Soil is an intricate substance, and contains six primary components:
1. Rocks and rock particles, constituting the greatest portion of the soil, and may become weathered, manumitting nutrients essential for plant growth.
2. Humus, dead and decaying plant and animal matter that retains water, sustains soil oranisms, and providing nutrients.
3. Dissolved Substances, including phosphorous, potassium, calcium, and other nutrients needed for plant growth.
4. Organisms, including animals, like insects and worms, and many microorganisms, including bacteria and fungi.
5. Water from precipitation, needed for plant growth and helping to circulate other materials through the soil.
6. Air, sharing the porous spaces in the soil with water, necessary for respiration by the roots of plants and organisms living in the soil.
These materials are not evenly distributed in soils, but are found in layers, called soil horizons.
Soil horizons are made with the movement of water, minerals, and organic matter vertically through the soil, and by changes inn biological and chemical processes at different depths in the soil. In this way they are disimilar to layers in sediments, which are deposited in sequence from the bottom up.
The first horizon, located at the top, is comprised of accrued litter--leaves, twigs, dead bugs and such organic matter, and is called the O (for organic)horizon. As the litter decays, insects, worms, bacteria, and other oranganisms, consume and carry it underground, where it contibutes to the A horizon. The A horizon contains many of plant-supporting nutrients in many soils.
Water can erode substances from the surface of the soil, or carry some down from the A horizon the the B horizon. Chemical-weathering-formed clay minerals often aggregate in the B horizon. In some environments organisms help to trnsport materials between the A and B horizons.

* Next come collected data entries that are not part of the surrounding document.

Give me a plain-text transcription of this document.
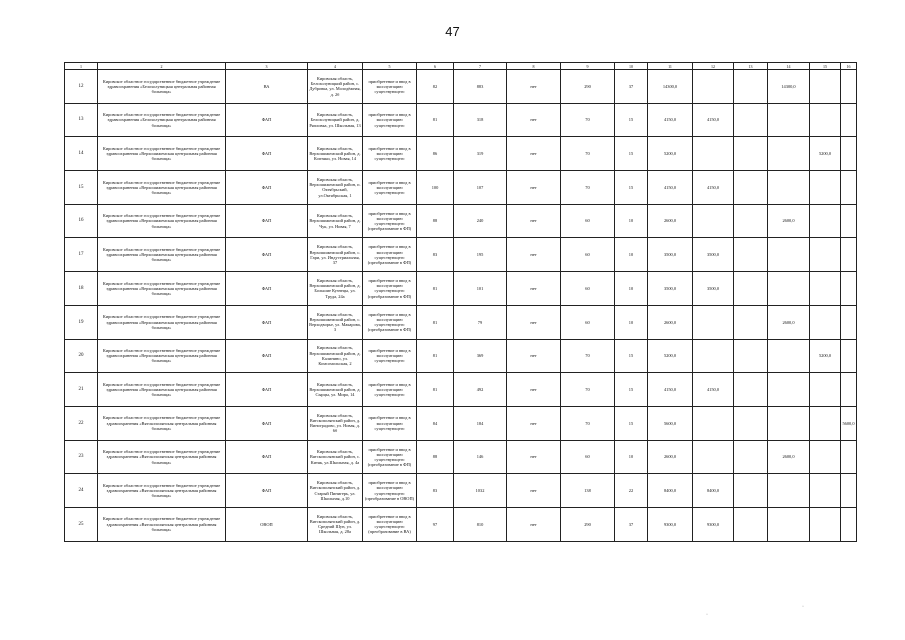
47
1	2	3	4	5	6	7	8	9	10	11	12	13	14	15	16
12	Кировское областное государственное бюджетное учреждение здравоохранения «Белохолуницкая центральная районная больница»	ВА	Кировская область, Белохолуницкий район, с. Дубровка, ул. Молодёжная, д. 2б	приобретение и ввод в эксплуатацию существующего	82	883	нет	290	37	14300,0			14300,0		
13	Кировское областное государственное бюджетное учреждение здравоохранения «Белохолуницкая центральная районная больница»	ФАП	Кировская область, Белохолуницкий район, д. Ряпловка, ул. Школьная, 13	приобретение и ввод в эксплуатацию существующего	81	318	нет	70	15	4150,0	4150,0				
14	Кировское областное государственное бюджетное учреждение здравоохранения «Верхошижемская центральная районная больница»	ФАП	Кировская область, Верхошижемский район, д. Коптяки, ул. Новая, 14	приобретение и ввод в эксплуатацию существующего	86	319	нет	70	15	5200,0				5200,0	
15	Кировское областное государственное бюджетное учреждение здравоохранения «Верхошижемская центральная районная больница»	ФАП	Кировская область, Верхошижемский район, п. Октябрьский, ул.Октябрьская, 1	приобретение и ввод в эксплуатацию существующего	100	107	нет	70	15	4150,0	4150,0				
16	Кировское областное государственное бюджетное учреждение здравоохранения «Верхошижемская центральная районная больница»	ФАП	Кировская область, Верхошижемский район, д. Чук, ул. Новая, 7	приобретение и ввод в эксплуатацию существующего (преобразование в ФП)	88	240	нет	60	10	2600,0			2600,0		
17	Кировское областное государственное бюджетное учреждение здравоохранения «Верхошижемская центральная районная больница»	ФАП	Кировская область, Верхошижемский район, с. Гари, ул. Индустриальная, 37	приобретение и ввод в эксплуатацию существующего (преобразование в ФП)	83	195	нет	60	10	3500,0	3500,0				
18	Кировское областное государственное бюджетное учреждение здравоохранения «Верхошижемская центральная районная больница»	ФАП	Кировская область, Верхошижемский район, д. Большие Кузнецы, ул. Труда, 24а	приобретение и ввод в эксплуатацию существующего (преобразование в ФП)	81	101	нет	60	10	3500,0	3500,0				
19	Кировское областное государственное бюджетное учреждение здравоохранения «Верхошижемская центральная районная больница»	ФАП	Кировская область, Верхошижемский район, с. Верходворье, ул. Макарова, 3	приобретение и ввод в эксплуатацию существующего (преобразование в ФП)	81	79	нет	60	10	2600,0			2600,0		
20	Кировское областное государственное бюджетное учреждение здравоохранения «Верхошижемская центральная районная больница»	ФАП	Кировская область, Верхошижемский район, д. Калинино, ул. Комсомольская, 2	приобретение и ввод в эксплуатацию существующего	81	369	нет	70	15	5200,0				5200,0	
21	Кировское областное государственное бюджетное учреждение здравоохранения «Верхошижемская центральная районная больница»	ФАП	Кировская область, Верхошижемский район, д. Сырцы, ул. Мира, 14	приобретение и ввод в эксплуатацию существующего	81	492	нет	70	15	4150,0	4150,0				
22	Кировское областное государственное бюджетное учреждение здравоохранения «Вятскополянская центральная районная больница»	ФАП	Кировская область, Вятскополянский район, д. Виноградово, ул. Новая, д. 6б	приобретение и ввод в эксплуатацию существующего	84	184	нет	70	15	5600,0					5600,0
23	Кировское областное государственное бюджетное учреждение здравоохранения «Вятскополянская центральная районная больница»	ФАП	Кировская область, Вятскополянский район, с. Китяк, ул.Школьная, д. 4а	приобретение и ввод в эксплуатацию существующего (преобразование в ФП)	88	146	нет	60	10	2600,0			2600,0		
24	Кировское областное государственное бюджетное учреждение здравоохранения «Вятскополянская центральная районная больница»	ФАП	Кировская область, Вятскополянский район, д. Старый Пинигерь, ул. Школьная, д.10	приобретение и ввод в эксплуатацию существующего (преобразование в ОВОП)	83	1032	нет	138	22	8400,0	8400,0				
25	Кировское областное государственное бюджетное учреждение здравоохранения «Вятскополянская центральная районная больница»	ОВОП	Кировская область, Вятскополянский район, д. Средний Шун, ул. Школьная, д. 28а	приобретение и ввод в эксплуатацию существующего (преобразование в ВА)	97	810	нет	290	37	9300,0	9300,0				
·
·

In arid climates, soluble substances like calcium accumulate in the B horizon. The C horizon, beneath the B horizon, contains weathered parent materials that more remain unaltered by soil-forming processes than the upper horizons.
Soilhorizons are made by the movement of water, minerals, and organic matter vertically through the soil, and by changes in biological and chemical processes at different depths in the soil.
The A horizon is the layer of soil at the mineralsoil surface, and is roughly equivalent to topsoil.
The B horizon is the zone of illuviation, or translocation in.